Critique : Le Frère du guerrier
Au vu de l'histoire,
on comprend parfaitement les ambitions de Pierre Jolivet et son co-scénariste
Simon Michaël (déjà complices sur Ma petite entreprise) : mettre en
opposition deux optiques, solutions radicalement différentes pour survivre dans
un monde violent et dur alors en pleine mutation. D'un côté la continuité des
temps féodaux que constitue l'utilisation de la force et des armes, personnifié
par Thomas le guerrier et de l'autre la volonté de s'adapter, d'évoluer pour
exister dans cette société qui ne laisse que peu de chances aux faibles, aux
démunis, évolution qu'a parfaitement compris la vraie héroïne du film,
Guillemette. Mais cette ambitieuse volonté scénaristique passe t-elle vraiment
sur l'écran ?
Oui mais pas complètement. Si dans la dernière partie, de loin la plus réussie
du film, Jolivet parvient à traiter complètement les thèmes sous-jacents au
récit tout en évoquant pour la première fois explicitement l'amitié
fraternelle, la juxtaposition des niveaux de lecture, où les différents
éléments du récit se confondent pour ne plus faire qu'un, met du temps à
prendre, laissant le spectateur quelque peu dubitatif.

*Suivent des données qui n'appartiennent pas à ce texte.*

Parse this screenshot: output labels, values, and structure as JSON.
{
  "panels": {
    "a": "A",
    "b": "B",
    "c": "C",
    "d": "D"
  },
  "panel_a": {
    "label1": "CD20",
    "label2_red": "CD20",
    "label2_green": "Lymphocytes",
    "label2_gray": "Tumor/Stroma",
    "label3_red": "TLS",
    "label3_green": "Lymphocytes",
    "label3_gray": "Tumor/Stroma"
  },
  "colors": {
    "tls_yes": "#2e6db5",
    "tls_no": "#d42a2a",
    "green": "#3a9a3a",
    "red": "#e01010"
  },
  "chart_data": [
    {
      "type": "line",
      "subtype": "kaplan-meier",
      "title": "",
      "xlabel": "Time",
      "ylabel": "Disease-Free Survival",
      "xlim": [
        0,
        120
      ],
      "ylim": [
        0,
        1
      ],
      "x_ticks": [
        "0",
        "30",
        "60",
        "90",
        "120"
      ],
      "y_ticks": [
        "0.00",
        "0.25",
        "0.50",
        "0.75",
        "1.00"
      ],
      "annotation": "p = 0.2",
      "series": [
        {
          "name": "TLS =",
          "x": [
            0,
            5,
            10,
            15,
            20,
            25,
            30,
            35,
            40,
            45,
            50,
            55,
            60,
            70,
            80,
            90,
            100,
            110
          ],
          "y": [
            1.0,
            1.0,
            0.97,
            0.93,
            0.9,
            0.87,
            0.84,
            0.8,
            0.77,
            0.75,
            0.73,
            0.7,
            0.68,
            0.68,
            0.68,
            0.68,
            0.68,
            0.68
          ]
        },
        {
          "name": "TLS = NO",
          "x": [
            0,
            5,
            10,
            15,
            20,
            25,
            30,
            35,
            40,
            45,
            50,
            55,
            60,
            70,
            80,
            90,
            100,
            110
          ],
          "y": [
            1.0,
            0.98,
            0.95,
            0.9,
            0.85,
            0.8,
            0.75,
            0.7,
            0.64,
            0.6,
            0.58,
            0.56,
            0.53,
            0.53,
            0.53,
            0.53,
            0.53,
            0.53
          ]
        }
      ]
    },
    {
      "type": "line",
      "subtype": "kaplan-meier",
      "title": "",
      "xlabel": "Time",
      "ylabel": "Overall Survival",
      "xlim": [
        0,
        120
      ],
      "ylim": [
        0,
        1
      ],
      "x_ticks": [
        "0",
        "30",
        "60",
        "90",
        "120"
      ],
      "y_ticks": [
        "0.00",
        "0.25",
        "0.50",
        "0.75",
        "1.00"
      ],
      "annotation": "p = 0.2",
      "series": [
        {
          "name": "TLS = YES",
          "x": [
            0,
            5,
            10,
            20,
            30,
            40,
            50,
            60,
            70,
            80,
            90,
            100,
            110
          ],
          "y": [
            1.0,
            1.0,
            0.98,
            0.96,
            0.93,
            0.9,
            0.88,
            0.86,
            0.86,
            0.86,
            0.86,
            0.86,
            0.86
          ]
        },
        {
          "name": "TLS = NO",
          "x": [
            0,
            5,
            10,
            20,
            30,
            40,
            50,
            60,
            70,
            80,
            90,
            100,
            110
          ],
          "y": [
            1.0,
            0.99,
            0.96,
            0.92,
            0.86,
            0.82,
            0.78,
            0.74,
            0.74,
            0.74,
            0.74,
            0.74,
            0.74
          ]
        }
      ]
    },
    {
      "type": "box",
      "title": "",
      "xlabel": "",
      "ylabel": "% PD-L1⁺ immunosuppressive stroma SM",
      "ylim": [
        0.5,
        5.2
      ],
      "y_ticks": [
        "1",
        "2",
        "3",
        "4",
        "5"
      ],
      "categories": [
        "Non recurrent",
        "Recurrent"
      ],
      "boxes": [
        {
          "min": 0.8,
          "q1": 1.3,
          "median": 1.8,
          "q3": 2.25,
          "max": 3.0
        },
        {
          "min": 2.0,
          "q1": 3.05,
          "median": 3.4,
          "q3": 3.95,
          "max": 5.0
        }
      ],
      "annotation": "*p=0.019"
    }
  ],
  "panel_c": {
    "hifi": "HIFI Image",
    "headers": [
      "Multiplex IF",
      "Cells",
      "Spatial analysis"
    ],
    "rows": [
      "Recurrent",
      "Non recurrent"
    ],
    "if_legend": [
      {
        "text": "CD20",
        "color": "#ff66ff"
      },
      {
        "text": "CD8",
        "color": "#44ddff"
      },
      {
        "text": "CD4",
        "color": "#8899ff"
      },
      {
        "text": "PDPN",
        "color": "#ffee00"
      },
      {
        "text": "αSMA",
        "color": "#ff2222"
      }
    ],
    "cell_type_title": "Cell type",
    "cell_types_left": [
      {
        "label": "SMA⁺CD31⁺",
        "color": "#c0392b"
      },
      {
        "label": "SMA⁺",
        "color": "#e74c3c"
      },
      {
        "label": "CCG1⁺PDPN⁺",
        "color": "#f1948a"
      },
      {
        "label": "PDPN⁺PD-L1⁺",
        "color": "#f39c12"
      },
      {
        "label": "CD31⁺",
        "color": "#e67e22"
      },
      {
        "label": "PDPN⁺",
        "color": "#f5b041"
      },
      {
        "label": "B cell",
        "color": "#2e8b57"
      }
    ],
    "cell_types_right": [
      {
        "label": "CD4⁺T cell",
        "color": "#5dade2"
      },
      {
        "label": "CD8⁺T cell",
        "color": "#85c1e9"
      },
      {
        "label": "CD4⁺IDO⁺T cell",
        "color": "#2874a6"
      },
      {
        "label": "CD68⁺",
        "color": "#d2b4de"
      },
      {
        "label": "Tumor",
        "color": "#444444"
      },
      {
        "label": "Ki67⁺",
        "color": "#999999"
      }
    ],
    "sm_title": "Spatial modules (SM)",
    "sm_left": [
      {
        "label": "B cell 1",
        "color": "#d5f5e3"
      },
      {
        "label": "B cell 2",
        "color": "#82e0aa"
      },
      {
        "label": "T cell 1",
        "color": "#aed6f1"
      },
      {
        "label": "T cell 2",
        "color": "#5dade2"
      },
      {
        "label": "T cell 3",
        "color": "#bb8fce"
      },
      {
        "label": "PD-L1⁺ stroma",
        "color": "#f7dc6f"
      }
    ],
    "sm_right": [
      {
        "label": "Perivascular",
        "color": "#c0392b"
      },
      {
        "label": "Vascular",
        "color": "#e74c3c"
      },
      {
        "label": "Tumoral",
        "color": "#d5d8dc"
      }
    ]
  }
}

Le récit est d'autant plus ardu à suivre que sous ses (fausses) allures
d'épopée médiévale, Le frère du guerrier est un film austère, épuré qui
joue volontairement la carte de l'économie de moyens, de gestes et de paroles,
à l'image d'une époque encore frustre qui commence tout juste à s'éclairer. Si
le film est ainsi traversé de fulgurances très impressionnantes par leur
maîtrise formelle (on pense à l'ouverture où en quelques gestes, brefs coups
d'éclat, le personnage de Thomas est idéalement cerné ou encore à cette
chevauchée éperdue du même Thomas pour rattraper et tuer l'un des brigands qui
ont attaqué son frère), le reste du temps, Jolivet s'évertue à décortiquer les
liens qui unissent les membres de la ferme, s'enfermant ainsi dans une
narration hermétique et répétitive qui menace à tout moment de lasser son
audience. D'ailleurs, on a bien du mal à comprendre et à pardonner au Frère
du guerrier sa déficience de rythme et la présence de longueurs
incontestables quand on s'attarde sur sa durée qui frise les deux heures alors que le réalisateur n'a que très rarement dépassé l'heure et demie
pour ses précédents films.
L'autre point noir et il est de taille,
empêchant le film d'être une réussite incontestable, c'est la qualité de
l'interprétation. A l'image de François Berléand, vieux complice du cinéaste
(il joue dans tous ses films sauf Force majeure) d'habitude toujours
excellent et truculent, et ici visiblement peu à l'aise dans le rôle du curé
cherchant à cacher la connaissance (le livre de recettes médicales) pour mieux
contrôler ses fidèles paroissiens, le casting a du mal à trouver chaussure à
son pied. Si Vincent Lindon s'en sort honorablement non sans parfois être
complètement à côté de la plaque (on aurait vraiment préféré Gérard Lanvin, physiquement
plus crédible en guerrier implacable), ce n'est absolument pas le cas de son «
frère », Guillaume Canet qui il est vrai d'un rôle casse gueule d'amnésique (il
passe plus de la moitié du film à errer avec un regard totalement vide) sombre
dans le ridicule.
Heureusement, Mélanie Doutey rattrape pour
beaucoup les erreurs de la distribution par un abattage, une sensibilité et une
conviction de tous les instants.
Si le film souffre incontestablement de ses faiblesses, il a pour lui la
technique hors pair du cinéaste. Utilisant le cinémascope comme peu savent le
faire en France, Jolivet tire magnifiquement partie de décors naturels à la beauté
virginale époustouflante. Lorsque l'action s'emballe, il démontre une réelle
habilité à retranscrire la violence des affrontements. A ce titre, le climax
final, concis et rapide, possède une implacable efficacité qui le rend
proprement fascinant.
Malgré ses imperfections, Le frère du guerrier séduit par la richesse de
son propos, la brillance de sa reconstitution et l'aisance formelle de sa mise
en scène. Il confirme que Pierre Jolivet est un cinéaste qui compte dans le
paysage cinématographique français, un cinéaste atypique à contre courant de cette
vague de jeunes réalisateurs avant tout préoccupés par l'aspect formel, un
cinéaste qui sait mettre en adéquation justement forme et fond. Ce n'est pas courant à l'heure actuelle.